Les festivals, leviers essentiels de formation et d’insertion dans le cinéma d’animation

À l’occasion de la 24ème dition du Festival International de Cinéma d’Animation de Meknès (FICAM), la première conférence du Forum des Métiers du film d’animation, modérée par Jean-Paul Commin, a ouvert une réflexion autour du rôle des festivals dans le renforcement du lien entre formation et emploi.
Les intervenants, venus de différents pays, ont partagé leurs expériences et analyses, mettant en lumière les défis mais aussi les opportunités d’un écosystème de l’animation en pleine mutation.
Expériences édifiantes
Le fondateur du festival égyptien Animatex, Youhana Nassif, a présenté la philosophie de son événement lancé au Caire en 2020. Pensé comme une plateforme de rencontre entre passionnés et professionnels de l’animation, le festival s’inscrit dans un contexte où le secteur égyptien, malgré un héritage remontant aux années 1930, reste encore en structuration.
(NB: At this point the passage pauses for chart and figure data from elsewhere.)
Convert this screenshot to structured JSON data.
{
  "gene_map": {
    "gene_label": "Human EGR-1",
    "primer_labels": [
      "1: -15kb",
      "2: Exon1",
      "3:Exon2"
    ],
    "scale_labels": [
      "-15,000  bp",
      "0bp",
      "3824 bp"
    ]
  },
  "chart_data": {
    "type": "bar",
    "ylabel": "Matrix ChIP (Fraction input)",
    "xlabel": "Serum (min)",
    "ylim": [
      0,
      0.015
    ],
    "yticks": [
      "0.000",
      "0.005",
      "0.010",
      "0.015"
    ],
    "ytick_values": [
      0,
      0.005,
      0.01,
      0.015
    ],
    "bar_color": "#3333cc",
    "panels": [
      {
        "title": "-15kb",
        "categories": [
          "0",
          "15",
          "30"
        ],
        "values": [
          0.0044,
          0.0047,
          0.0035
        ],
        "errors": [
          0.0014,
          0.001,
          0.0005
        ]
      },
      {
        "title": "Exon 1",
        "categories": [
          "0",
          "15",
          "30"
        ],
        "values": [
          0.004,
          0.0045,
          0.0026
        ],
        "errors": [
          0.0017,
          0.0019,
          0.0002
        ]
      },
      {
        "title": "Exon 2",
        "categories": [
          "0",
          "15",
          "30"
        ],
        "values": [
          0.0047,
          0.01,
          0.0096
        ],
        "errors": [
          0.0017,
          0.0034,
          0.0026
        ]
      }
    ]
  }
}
Animatex mise sur une programmation combinant compétitions, projections et surtout une offre importante de workshops destinés aux étudiants et jeunes professionnels. Pour son fondateur, ces ateliers jouent un rôle clé dans la réduction du décalage entre une formation académique souvent jugée théorique et les exigences concrètes du marché de l’animation. Il a également insisté sur l’importance de la sensibilisation des jeunes publics à travers des projections et des activités pédagogiques dédiées aux enfants.
De son côté, le réalisateur et organisateur libanais Nicolas Fattouh a partagé l’expérience de son festival ”Beirut Animation Nights”, marqué par une forte dimension collaborative dans un contexte économique particulièrement difficile. Il a notamment présenté ”l’Animation Challenge”, une initiative visant à encourager la création collective de courts métrages inspirés du patrimoine culturel libanais. Ce projet s’inscrit dans une volonté de préserver et transmettre des récits populaires menacés de disparition.
Le responsable libanais a également souligné l’importance des partenariats avec les universités et écoles d’art, essentiels selon lui pour renforcer les compétences des jeunes créateurs et ouvrir le secteur aux nouveaux métiers liés au jeu vidéo et aux technologies émergentes. Malgré les contraintes financières et structurelles, il constate un intérêt croissant du public pour l’animation ainsi qu’une dynamique accrue de collaboration et de coproduction à l’international.
Transmission et accompagnement
Les échanges ont également mis en avant l’expérience du FICAM en matière de transmission et d’accompagnement. Hind Kharifi a rappelé que la résidence d’écriture du festival constitue un véritable outil de formation pour de jeunes créateurs issus de plusieurs pays francophones. Chaque année, des résidents bénéficient d’un encadrement personnalisé autour de leurs projets de films. Plusieurs d’entre eux ont depuis réalisé leurs œuvres, créé leurs propres studios ou rejoint le monde de l’enseignement de l’animation.
Cette dynamique confirme, selon les participants, la vocation du festival : accompagner l’émergence de nouveaux talents tout en contribuant à la diffusion de la culture du cinéma d’animation.
Les intervenants ont également souligné l’atmosphère singulière du FICAM, reconnue pour sa dimension humaine et la proximité qu’il favorise entre étudiants, réalisateurs, producteurs et grand public. Porté par le cadre de l’Institut français de Meknès, le festival s’impose comme un espace privilégié de rencontres et d’échanges, essentiel au développement des métiers de l’animation.